No Real Cease, No Real Peace

It should not be surprise that the invasion of Gaza ended as it did with Israel deciding to leave the Gaza just as quickly and aribitrarily as it decided to invade and send troops into the Gaza. Both sides declared a unilateral cease fire and both claimed victory. Nothing changed, except, as Israel claims: damage was done to Hamas. Actually the damage was about 17% of the building destroyed at a loss of something like $2 billion, over a 1000 Palestinians killed, more that half of them women and children. The reasons for Israel's withdrawal were about as clear as their reasons for invading. There are no guarantees by Hamas that they do not continue with the rockets into Israel, no guarantees by Israel that they would not reverse the withdrawal and re-invade.

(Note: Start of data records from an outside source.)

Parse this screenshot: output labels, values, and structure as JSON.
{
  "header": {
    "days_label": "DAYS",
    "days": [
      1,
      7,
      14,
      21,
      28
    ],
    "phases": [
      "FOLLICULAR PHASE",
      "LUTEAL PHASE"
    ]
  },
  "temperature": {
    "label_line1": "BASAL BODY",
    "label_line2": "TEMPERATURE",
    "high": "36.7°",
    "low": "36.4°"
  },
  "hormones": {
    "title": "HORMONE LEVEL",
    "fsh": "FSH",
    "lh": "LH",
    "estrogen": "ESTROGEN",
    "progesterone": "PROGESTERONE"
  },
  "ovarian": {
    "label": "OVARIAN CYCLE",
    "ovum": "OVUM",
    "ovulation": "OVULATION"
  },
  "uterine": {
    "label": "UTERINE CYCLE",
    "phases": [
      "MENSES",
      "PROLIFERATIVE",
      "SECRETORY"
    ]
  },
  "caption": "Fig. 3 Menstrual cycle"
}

No real cease fire, no real chance to turn the invasion into peace. That probably is the reason that there were unilateral actions leading to temporary resolution of the crisis without any promises or agreed upon framework for going forward. The idea of the cease fire was to agree to conditions for maintainintg the cease fire, conditions that might have the chance of establishing some foundation for going forward with negotiations for somekind of process that would lead to peace.

Neither Hamas nor Israel wanted such formalities, certainly not any commitments for fair and humane treatment of one another, nor to abide by international human right laws. Hamas was not removed from power, their ability to launch rockets only minimally reduced and the clandestine supply routes from Egypt still functioning.

It would take a reliable source within the Israeli's ruling party's government to reveal to us the real purposes of the invasion\ and, therefore, whether, in fact, that purpose was accomplished. "Damages were done" doesn't seen to be sufficient. What is clear from the way that the invasion ended is that neither side want's peace or any kind of agreement that might lead that way. For both, it was a victory that neither acquired any further commitments that woud limit its options for use of violence in the future.

it is speculated that the new Obama administration will soon, very soon, send a special envoy to the Middle East. The first order of business could well be to find some legitimate authority there who actually desires peace.